14.6.05

Comiqueando (pero poquito)

Después de una celebración familiar de esas, un tanto neuróticas, en las que se festeja un poco de todo, acabé la tarde del sábado de la manera más extraña posible. Aunque, a la vez, deliciosa.

Como ustedes habrán podido observar, yo no soy muy comiquero, pues desde hace muchos años me quedé en Tintín y en Astérix, a los cuales sigo siendo fiel. Lo mío es el cine, en toda su extensión. A pesar de ello, mi perverso cuñado Absence, a media tarde, con los efluvios alcohólicos aún encima, me cogió de la manita y me acercó hasta el Saló del Còmic.

¿Qué hacía un tipo como yo en un sitio como ese? El recinto parecía el metro en hora punta y, a pesar del aire acondicionado, hacía un calor de mil pares de cojones. Me sentía como un ser perdido en medio de un país desconocido, lleno de extraños y rocambolescos personajes. “Son frikies”, me aclaró el experto Absence. “Ah”, contesté yo mientras me aseguraba que aún estaban, en el interior de mi cartera, las preciadas tarjetas de crédito.

De tebeos y libros no hojeé ni uno. Mi mirada se perdió en busca de estrafalarios disfraces. Había gente de todo típo, desde émulos de los personajes más siniestros de la saga Star Wars hasta tentadoras enfermeritas y caperucitas rojas de ajustadísimas minifaldas y cuerpos exuberantes. Por haber, incluso había un par de rubitas ñoñas, un tanto ridículas que, desde el stand de Com Radio, ofrecían un desafinado concierto acústico a los allí presentes. Según me contaron, una de las dos cursis desentonadas salió, no hace mucho, en ese programa de La 1 en la que un par de personas se intercambian, durante unos días, sus vidas. Lamentable.

Pero todo no fueron sufrimientos, pues por fin pude conocer a Sark (el de ADLO). Un Sark que para mí siempre será Jónatan, aquel que se caga en mi puto HaloScan cada vez que intenta comentar alguna cosa. Un ser maravilloso y encantador que vino a mí con un presente, un libro que, desde tiempos inmemoriales, quería regalarme. Se trata de Moteros Tranquilos, Toros Salvajes, de Peter Biskind, obra en la cual se basaron para filmar el documental cinematográfico La Generación que Cambió Hollywood. Entre pompas y boato, pudimos sacar un documento gráfico del momento del encuentro y, por consiguiente, de la entrega del ejemplar, todo ello ante la atenta mirada de uno de mis lectores más cachondos, El Señor Lechero (fuera de cuadro), el cual, en esos momentos, estaba a punto de abandonar ya el Saló.

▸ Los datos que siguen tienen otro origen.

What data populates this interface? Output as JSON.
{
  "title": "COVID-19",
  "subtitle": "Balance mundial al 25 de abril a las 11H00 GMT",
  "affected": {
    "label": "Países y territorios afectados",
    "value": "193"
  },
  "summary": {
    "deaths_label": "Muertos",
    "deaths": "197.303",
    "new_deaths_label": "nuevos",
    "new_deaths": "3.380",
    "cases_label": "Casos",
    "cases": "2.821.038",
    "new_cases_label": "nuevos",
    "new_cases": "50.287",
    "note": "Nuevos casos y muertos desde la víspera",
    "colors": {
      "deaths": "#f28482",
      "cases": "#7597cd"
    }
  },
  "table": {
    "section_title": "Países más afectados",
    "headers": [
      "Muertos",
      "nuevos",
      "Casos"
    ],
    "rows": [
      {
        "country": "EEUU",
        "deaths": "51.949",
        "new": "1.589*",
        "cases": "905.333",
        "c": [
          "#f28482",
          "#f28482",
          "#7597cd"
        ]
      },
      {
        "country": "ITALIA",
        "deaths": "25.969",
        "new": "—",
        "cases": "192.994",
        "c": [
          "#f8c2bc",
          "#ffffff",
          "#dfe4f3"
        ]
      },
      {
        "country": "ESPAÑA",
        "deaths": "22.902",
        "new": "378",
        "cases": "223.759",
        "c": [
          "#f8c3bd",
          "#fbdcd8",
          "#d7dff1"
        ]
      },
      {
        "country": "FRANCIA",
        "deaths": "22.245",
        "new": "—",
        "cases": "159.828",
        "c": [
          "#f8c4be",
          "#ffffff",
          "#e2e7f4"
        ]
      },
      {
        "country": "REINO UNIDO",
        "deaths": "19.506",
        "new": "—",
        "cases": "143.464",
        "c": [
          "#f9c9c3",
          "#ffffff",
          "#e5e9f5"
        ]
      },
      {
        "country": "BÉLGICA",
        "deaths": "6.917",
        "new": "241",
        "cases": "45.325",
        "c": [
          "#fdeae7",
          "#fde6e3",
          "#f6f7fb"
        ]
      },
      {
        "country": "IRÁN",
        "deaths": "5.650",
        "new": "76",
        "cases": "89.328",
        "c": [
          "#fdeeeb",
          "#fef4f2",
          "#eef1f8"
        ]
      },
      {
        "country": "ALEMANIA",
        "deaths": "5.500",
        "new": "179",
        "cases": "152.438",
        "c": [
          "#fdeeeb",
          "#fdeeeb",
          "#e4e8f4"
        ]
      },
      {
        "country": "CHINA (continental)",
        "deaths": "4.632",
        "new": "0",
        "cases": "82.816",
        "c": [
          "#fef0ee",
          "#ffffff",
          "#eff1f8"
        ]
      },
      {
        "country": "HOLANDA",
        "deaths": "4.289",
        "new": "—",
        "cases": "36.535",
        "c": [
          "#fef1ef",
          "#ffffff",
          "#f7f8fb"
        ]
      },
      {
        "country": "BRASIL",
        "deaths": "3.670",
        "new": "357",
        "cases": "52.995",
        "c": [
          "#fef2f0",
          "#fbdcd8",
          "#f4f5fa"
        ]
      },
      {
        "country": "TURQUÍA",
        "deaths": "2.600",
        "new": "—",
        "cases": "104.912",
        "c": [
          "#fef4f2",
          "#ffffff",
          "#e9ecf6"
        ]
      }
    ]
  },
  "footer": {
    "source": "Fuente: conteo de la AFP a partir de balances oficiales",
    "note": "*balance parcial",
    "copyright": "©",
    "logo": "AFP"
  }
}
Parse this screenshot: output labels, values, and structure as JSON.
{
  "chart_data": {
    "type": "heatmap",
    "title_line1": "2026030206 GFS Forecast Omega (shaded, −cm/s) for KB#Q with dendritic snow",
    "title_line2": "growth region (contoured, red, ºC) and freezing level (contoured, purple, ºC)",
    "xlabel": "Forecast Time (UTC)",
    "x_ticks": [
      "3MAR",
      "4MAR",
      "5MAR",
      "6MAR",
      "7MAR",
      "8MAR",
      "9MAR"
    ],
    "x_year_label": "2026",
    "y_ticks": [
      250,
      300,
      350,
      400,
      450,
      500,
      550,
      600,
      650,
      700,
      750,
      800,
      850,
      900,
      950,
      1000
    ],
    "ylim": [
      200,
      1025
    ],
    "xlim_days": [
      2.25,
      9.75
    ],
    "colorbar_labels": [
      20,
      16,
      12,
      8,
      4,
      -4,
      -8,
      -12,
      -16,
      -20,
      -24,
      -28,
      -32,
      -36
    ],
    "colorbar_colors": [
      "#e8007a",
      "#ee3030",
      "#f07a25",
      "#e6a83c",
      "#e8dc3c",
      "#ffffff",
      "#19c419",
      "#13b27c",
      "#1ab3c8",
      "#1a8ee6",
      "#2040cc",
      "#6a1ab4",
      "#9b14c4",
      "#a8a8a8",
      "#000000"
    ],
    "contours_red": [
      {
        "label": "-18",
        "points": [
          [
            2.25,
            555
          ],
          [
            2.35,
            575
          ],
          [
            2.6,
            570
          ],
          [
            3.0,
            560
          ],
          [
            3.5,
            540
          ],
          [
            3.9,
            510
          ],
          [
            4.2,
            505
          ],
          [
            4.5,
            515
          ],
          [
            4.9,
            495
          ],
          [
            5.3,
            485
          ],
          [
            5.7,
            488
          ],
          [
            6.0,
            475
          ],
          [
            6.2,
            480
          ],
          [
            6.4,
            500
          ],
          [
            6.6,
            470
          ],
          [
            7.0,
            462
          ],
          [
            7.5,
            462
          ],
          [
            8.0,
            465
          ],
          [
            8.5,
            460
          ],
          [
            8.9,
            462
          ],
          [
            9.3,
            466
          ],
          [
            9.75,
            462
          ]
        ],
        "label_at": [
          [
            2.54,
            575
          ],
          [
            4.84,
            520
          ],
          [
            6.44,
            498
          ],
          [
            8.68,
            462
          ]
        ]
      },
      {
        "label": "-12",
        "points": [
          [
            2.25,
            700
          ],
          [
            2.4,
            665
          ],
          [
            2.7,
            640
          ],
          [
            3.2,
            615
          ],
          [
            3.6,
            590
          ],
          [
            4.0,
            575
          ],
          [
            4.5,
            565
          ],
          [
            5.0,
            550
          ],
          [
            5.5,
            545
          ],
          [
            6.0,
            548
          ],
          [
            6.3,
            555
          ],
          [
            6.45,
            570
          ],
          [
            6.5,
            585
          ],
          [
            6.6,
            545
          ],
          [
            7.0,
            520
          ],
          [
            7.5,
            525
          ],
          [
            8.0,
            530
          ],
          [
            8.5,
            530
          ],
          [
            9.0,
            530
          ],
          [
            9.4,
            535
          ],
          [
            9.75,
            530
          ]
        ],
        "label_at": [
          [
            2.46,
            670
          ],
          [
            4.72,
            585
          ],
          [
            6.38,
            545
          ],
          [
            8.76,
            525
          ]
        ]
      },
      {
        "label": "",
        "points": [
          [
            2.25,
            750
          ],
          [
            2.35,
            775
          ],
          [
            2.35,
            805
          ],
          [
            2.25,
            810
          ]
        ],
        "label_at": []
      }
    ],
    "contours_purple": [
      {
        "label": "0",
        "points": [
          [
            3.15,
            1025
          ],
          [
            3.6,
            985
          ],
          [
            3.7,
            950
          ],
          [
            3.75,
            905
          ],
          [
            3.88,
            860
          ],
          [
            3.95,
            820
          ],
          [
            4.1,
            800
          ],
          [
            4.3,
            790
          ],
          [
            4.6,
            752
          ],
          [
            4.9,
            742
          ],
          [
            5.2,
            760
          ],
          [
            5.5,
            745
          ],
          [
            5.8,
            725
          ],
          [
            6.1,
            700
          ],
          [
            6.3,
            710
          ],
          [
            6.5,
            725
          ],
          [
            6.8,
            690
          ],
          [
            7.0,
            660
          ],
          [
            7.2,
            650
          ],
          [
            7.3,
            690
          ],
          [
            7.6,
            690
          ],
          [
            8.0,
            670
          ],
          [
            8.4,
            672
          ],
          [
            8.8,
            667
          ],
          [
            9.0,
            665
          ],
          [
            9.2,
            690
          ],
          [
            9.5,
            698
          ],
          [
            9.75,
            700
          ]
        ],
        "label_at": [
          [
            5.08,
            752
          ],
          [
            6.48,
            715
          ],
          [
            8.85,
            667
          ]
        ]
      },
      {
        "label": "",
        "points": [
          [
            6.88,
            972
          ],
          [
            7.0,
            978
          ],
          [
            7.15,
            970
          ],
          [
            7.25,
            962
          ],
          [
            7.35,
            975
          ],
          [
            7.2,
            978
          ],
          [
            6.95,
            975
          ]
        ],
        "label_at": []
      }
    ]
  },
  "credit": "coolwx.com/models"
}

Pues nada, que estuvimos allí, todo el rato, hablando de cine. De los grandes clásicos, de los giallos, de la basura, de... De mucho, vaya, De pie, como los rudos mozalbetes de antes, sin tener en cuenta que las piernas (y el cuerpo) pedían un descanso. No sólo estaban Jónatan y mi cuñado, sino que también se sumaron a la tertulia Mauricio, un abogado pillado por la filmografía de Billy Wilder y, como caído del cielo, conocí al magnífico C. Rancio, ese docto señor que, para la sección Ustedes lo han querido, suele solicitar títulos tan magníficos como Comando en el Mar de China o El Tercer Hombre. Él si que sabe.

Total que, entre sudores, me tragué casi de un sorbo el contenido de una lata de Coca-Cola (¡por el estruendoso precio de 1 euro con 75 céntimos!), terminé de charlar con esa gente con la cual ya empezaba a familiarizarme y regresé, felizmente aunque abatido, hacia mi domicilio conyugal, tarareando, para mis adentros, aquello tan popular de “aivó, aivó, a casa a descansar...”.

El metro fue una extensión más del ambiente del Saló del Còmic, aunque con una diferencia evidente. Mientras en el encuentro comiquero la gente se disfrazaba para pasárselo bien, los del metro iban de estrafalarios, pero ataviados según las tendencias de sus respectivos países natales. Rusos, peruanos, japoneses, chinos, pakistaníes, hindúes... Y allí, en medio de tan variopinta fauna, Spaulding, con sus pies doloridos, golpeado por la "fragancia" de mil y un perfumes y agarrado fuertemente al libro que le acababa de regalar Jónatan.